SBNet: Sparse Blocks Network for Fast Inference
This work addresses the problem of slow inference times in deep learning for real-time tasks like object detection, offering a practical speed-up, though it is incremental as it builds on prior sparse activation methods.
The paper tackled the high computational cost of dense convolutional neural networks for real-time applications by using computation masks to reduce computation in high-resolution networks, achieving significant wall-clock speed-ups without noticeable accuracy loss in LiDAR-based 3D object detection.
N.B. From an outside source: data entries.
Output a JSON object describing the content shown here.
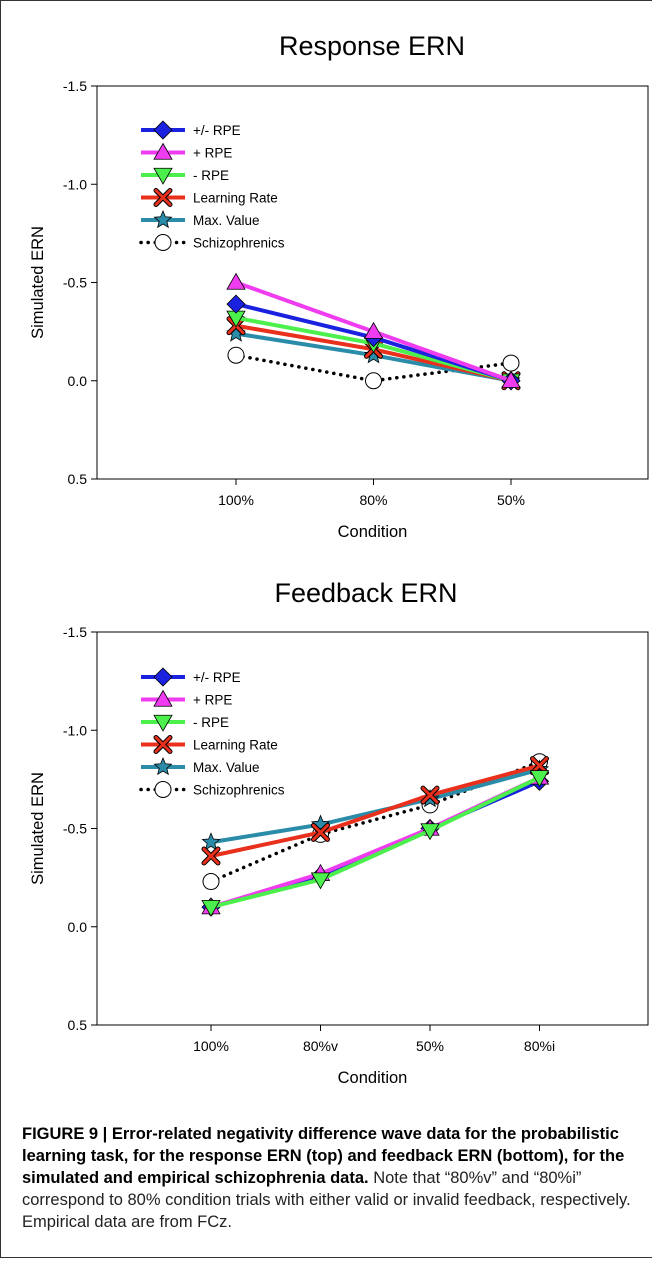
{
  "chart_data": [
    {
      "type": "line",
      "title": "Response ERN",
      "xlabel": "Condition",
      "ylabel": "Simulated ERN",
      "categories": [
        "100%",
        "80%",
        "50%"
      ],
      "yticks": [
        "-1.5",
        "-1.0",
        "-0.5",
        "0.0",
        "0.5"
      ],
      "ylim": [
        0.5,
        -1.5
      ],
      "y_axis_inverted": true,
      "legend_position": "top-left",
      "series": [
        {
          "name": "Schizophrenics",
          "values": [
            -0.13,
            0.0,
            -0.09
          ],
          "color": "#000000",
          "marker": "circle",
          "style": "dotted"
        },
        {
          "name": "Max. Value",
          "values": [
            -0.24,
            -0.13,
            0.0
          ],
          "color": "#2a8ca8",
          "marker": "star",
          "style": "solid"
        },
        {
          "name": "Learning Rate",
          "values": [
            -0.28,
            -0.16,
            0.0
          ],
          "color": "#e8301c",
          "marker": "x",
          "style": "solid"
        },
        {
          "name": "- RPE",
          "values": [
            -0.32,
            -0.19,
            0.0
          ],
          "color": "#4cf04c",
          "marker": "triangle-down",
          "style": "solid"
        },
        {
          "name": "+/- RPE",
          "values": [
            -0.39,
            -0.22,
            0.0
          ],
          "color": "#1a22e0",
          "marker": "diamond",
          "style": "solid"
        },
        {
          "name": "+ RPE",
          "values": [
            -0.5,
            -0.25,
            0.0
          ],
          "color": "#f03cf0",
          "marker": "triangle-up",
          "style": "solid"
        }
      ],
      "legend_order": [
        "+/- RPE",
        "+ RPE",
        "- RPE",
        "Learning Rate",
        "Max. Value",
        "Schizophrenics"
      ]
    },
    {
      "type": "line",
      "title": "Feedback ERN",
      "xlabel": "Condition",
      "ylabel": "Simulated ERN",
      "categories": [
        "100%",
        "80%v",
        "50%",
        "80%i"
      ],
      "yticks": [
        "-1.5",
        "-1.0",
        "-0.5",
        "0.0",
        "0.5"
      ],
      "ylim": [
        0.5,
        -1.5
      ],
      "y_axis_inverted": true,
      "legend_position": "top-left",
      "series": [
        {
          "name": "Schizophrenics",
          "values": [
            -0.23,
            -0.47,
            -0.62,
            -0.84
          ],
          "color": "#000000",
          "marker": "circle",
          "style": "dotted"
        },
        {
          "name": "Max. Value",
          "values": [
            -0.43,
            -0.52,
            -0.65,
            -0.8
          ],
          "color": "#2a8ca8",
          "marker": "star",
          "style": "solid"
        },
        {
          "name": "Learning Rate",
          "values": [
            -0.36,
            -0.48,
            -0.67,
            -0.82
          ],
          "color": "#e8301c",
          "marker": "x",
          "style": "solid"
        },
        {
          "name": "+/- RPE",
          "values": [
            -0.1,
            -0.26,
            -0.5,
            -0.74
          ],
          "color": "#1a22e0",
          "marker": "diamond",
          "style": "solid"
        },
        {
          "name": "+ RPE",
          "values": [
            -0.1,
            -0.27,
            -0.5,
            -0.76
          ],
          "color": "#f03cf0",
          "marker": "triangle-up",
          "style": "solid"
        },
        {
          "name": "- RPE",
          "values": [
            -0.1,
            -0.24,
            -0.49,
            -0.76
          ],
          "color": "#4cf04c",
          "marker": "triangle-down",
          "style": "solid"
        }
      ],
      "legend_order": [
        "+/- RPE",
        "+ RPE",
        "- RPE",
        "Learning Rate",
        "Max. Value",
        "Schizophrenics"
      ]
    }
  ],
  "caption": {
    "bold": "FIGURE 9 | Error-related negativity difference wave data for the probabilistic learning task, for the response ERN (top) and feedback ERN (bottom), for the simulated and empirical schizophrenia data.",
    "normal": "Note that “80%v” and “80%i” correspond to 80% condition trials with either valid or invalid feedback, respectively. Empirical data are from FCz."
  }
}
Conventional deep convolutional neural networks (CNNs) apply convolution operators uniformly in space across all feature maps for hundreds of layers - this incurs a high computational cost for real-time applications. For many problems such as object detection and semantic segmentation, we are able to obtain a low-cost computation mask, either from a priori problem knowledge, or from a low-resolution segmentation network. We show that such computation masks can be used to reduce computation in the high-resolution main network. Variants of sparse activation CNNs have previously been explored on small-scale tasks and showed no degradation in terms of object classification accuracy, but often measured gains in terms of theoretical FLOPs without realizing a practical speed-up when compared to highly optimized dense convolution implementations. In this work, we leverage the sparsity structure of computation masks and propose a novel tiling-based sparse convolution algorithm. We verified the effectiveness of our sparse CNN on LiDAR-based 3D object detection, and we report significant wall-clock speed-ups compared to dense convolution without noticeable loss of accuracy.